Previous studies have demonstrated a close association between gut microbiota and the onset and progression of colorectal cancer (CRC). However, the prognostic and therapeutic value of microbiota in CRC remains controversial. This study integrates multiomics approaches to investigate the prognostic and therapeutic implications of microbiota in CRC.

Methods

A CRC microbial abundance prognostic model (MAPM) was constructed utilizing bioinformatics approaches to evaluate its prognostic value. The relationship between MAPM and the clinical characteristics of CRC, as well as the immune microenvironment, was analyzed.
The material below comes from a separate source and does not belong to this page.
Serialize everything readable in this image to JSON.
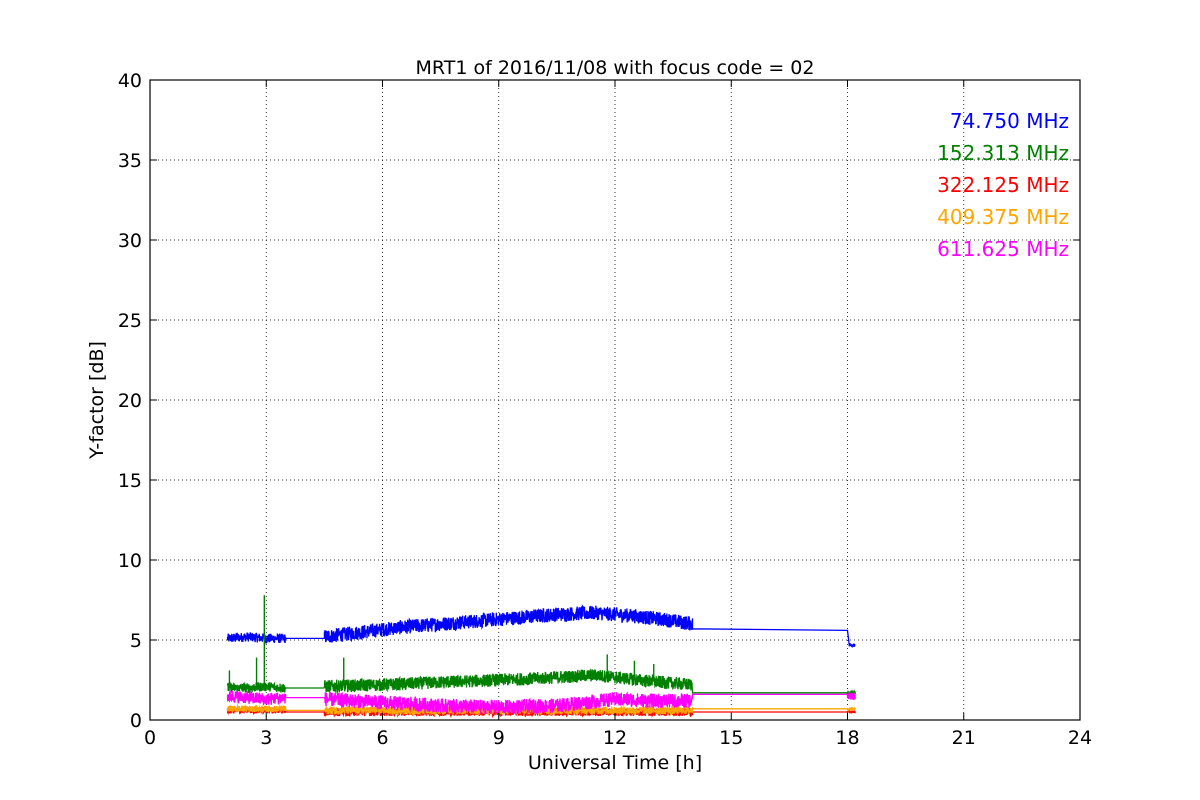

Furthermore, key prognostic genes associated with the MAPM were identified and validated in vitro and in vivo assays.

Results

The MAPM comprised 12 microbes and effectively stratified the prognosis of CRC patients. The risk score of this model exhibits a close association with the immune infiltration of CRC. Remarkably, HSF4, identified as a key gene from the MAPM, is found to be overexpressed in the tumor tissues, and its high expression independently predicts poor prognosis in CRC patients. Knockdown of HSF4 significantly inhibits the proliferation, colony formation, migration, and invasion of CRC cells in vitro, as well as the growth of xenografts in nude mice.

Conclusion

A MAPM is established to predict the prognosis of CRC patients, further highlighting the potential of detecting the microbiome in clinical practice. Moreover, HSF4, as a prognostic gene from the MAPM, is a promising drug target for CRC treatment.